Friday 30 April 2010

BoJ leaves rates unchanged

The Bank of Japan left interest rates unchanged today. Bloomberg reports:

The Bank of Japan kept interest rates near zero and said it will examine ways to help strengthen the economic recovery.

Governor Masaaki Shirakawa “has instructed the staff to examine and report on another occasion, on possible ways to support private financial institutions in terms of fund provisioning with a view to strengthening the foundations for economic growth,” the central bank said in a statement today.

Economic reports released in Japan today mostly showed that the economy is continuing to grow.

Consumer prices excluding fresh food fell 1.2 percent in March from a year earlier, the 13th straight decline, the statistics bureau said today.

Other reports showed household spending rose 4.4 percent, the biggest advance since May 2004, and wages advanced for the first time in 22 months. Industrial production climbed 0.3 percent in March from February, when output declined for the first time in a year...

Job prospects improved in March, with the ratio of positions available to applicants climbing to 0.49, a Labor Ministry report showed today. The unemployment rate unexpectedly climbed to 5 percent as college graduates entered the labor market. The median estimate of economists was for the rate to stay at 4.9 percent.

Another report from Japan today showed that the Nomura/JMMA manufacturing PMI rose to 53.5 in April from 52.4 in March.

Thursday's economic reports from Europe and the US had also been mostly positive.

In Europe, Bloomberg reports an improvement in economic confidence.

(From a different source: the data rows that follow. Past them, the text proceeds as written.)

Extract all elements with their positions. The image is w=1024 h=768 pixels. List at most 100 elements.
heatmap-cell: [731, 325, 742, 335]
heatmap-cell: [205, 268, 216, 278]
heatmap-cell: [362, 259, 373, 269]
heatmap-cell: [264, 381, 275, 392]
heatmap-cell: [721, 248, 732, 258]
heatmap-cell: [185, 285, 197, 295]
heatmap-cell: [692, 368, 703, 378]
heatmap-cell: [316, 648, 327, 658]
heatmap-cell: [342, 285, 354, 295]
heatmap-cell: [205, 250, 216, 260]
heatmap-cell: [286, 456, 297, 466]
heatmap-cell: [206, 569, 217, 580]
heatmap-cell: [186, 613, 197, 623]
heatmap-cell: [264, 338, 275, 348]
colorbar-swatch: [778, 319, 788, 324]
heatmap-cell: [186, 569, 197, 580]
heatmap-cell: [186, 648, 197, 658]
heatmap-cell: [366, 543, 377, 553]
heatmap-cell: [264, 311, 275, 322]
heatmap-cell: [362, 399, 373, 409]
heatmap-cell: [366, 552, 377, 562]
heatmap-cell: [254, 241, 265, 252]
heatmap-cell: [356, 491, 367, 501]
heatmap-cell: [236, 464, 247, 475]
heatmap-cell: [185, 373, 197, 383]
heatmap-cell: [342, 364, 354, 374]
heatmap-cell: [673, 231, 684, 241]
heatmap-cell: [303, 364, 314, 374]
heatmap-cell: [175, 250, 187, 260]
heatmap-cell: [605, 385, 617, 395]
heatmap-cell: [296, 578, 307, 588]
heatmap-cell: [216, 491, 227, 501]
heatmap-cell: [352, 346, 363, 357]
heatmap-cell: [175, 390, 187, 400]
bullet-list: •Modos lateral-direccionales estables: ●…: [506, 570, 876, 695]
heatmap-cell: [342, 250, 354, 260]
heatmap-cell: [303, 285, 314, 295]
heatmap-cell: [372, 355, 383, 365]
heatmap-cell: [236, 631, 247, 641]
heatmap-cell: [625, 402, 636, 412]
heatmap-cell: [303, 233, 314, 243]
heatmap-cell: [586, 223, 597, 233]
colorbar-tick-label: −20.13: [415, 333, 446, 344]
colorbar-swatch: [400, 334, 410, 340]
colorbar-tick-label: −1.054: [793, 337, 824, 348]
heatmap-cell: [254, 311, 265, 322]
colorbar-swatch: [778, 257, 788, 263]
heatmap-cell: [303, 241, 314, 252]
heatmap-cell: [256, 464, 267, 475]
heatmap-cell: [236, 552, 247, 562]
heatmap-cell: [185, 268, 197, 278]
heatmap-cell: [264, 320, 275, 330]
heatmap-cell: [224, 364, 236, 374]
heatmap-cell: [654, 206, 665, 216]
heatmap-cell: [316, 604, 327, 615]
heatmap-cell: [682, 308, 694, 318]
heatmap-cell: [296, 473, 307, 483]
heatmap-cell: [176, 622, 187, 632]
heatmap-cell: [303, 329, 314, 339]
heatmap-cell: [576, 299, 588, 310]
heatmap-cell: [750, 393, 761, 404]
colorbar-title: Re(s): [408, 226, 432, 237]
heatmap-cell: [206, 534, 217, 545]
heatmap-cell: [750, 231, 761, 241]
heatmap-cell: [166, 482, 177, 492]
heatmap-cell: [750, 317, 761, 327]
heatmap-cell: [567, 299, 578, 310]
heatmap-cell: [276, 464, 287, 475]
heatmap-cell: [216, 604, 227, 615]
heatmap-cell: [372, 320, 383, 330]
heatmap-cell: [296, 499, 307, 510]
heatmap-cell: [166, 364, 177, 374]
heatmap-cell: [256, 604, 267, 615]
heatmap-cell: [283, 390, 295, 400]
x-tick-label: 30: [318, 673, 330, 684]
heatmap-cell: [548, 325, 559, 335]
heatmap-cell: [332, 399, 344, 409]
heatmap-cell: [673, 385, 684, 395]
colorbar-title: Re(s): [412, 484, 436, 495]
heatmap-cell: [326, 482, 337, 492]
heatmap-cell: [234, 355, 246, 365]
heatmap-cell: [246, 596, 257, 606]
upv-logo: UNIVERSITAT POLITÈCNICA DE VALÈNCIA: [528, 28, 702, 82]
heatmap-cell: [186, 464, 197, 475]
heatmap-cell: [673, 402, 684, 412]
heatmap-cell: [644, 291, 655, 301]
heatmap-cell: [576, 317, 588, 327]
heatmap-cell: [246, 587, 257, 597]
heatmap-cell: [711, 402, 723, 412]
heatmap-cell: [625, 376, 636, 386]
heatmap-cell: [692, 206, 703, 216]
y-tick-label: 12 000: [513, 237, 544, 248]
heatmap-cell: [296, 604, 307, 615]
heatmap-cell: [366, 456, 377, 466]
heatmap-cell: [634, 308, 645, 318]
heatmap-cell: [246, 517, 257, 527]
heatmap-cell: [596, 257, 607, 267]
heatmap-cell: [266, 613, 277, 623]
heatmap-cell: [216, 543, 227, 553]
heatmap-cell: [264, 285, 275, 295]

European confidence in the economic outlook improved to the highest in more than two years and German unemployment plunged amid signs the euro-area recovery is strengthening even as Greece’s fiscal crisis spreads across the region.

An index of executive and consumer sentiment in the 16 euro nations rose to 100.6 in April from a revised 97.9 in March, the European Commission in Brussels said today. That exceeded the 99.4 median estimate of 24 economists in a Bloomberg News survey. In Germany, the region’s largest economy, unemployment fell 68,000 to 3.29 million in April, almost seven times more than economists had forecast.

In the US, Reuters reports a fall in jobless claims.

The number of U.S. workers submitting new claims for unemployment benefits fell slightly last week, implying only a gradual labor market improvement even as the economic recovery broadens out...

Initial claims for state unemployment benefits fell 11,000 to a seasonally adjusted 448,000, the Labor Department said. That was slightly below market expectations claims would drop to 445,000...

Separately, the Chicago Federal Reserve national activity index rose in March, but still indicated below-trend growth.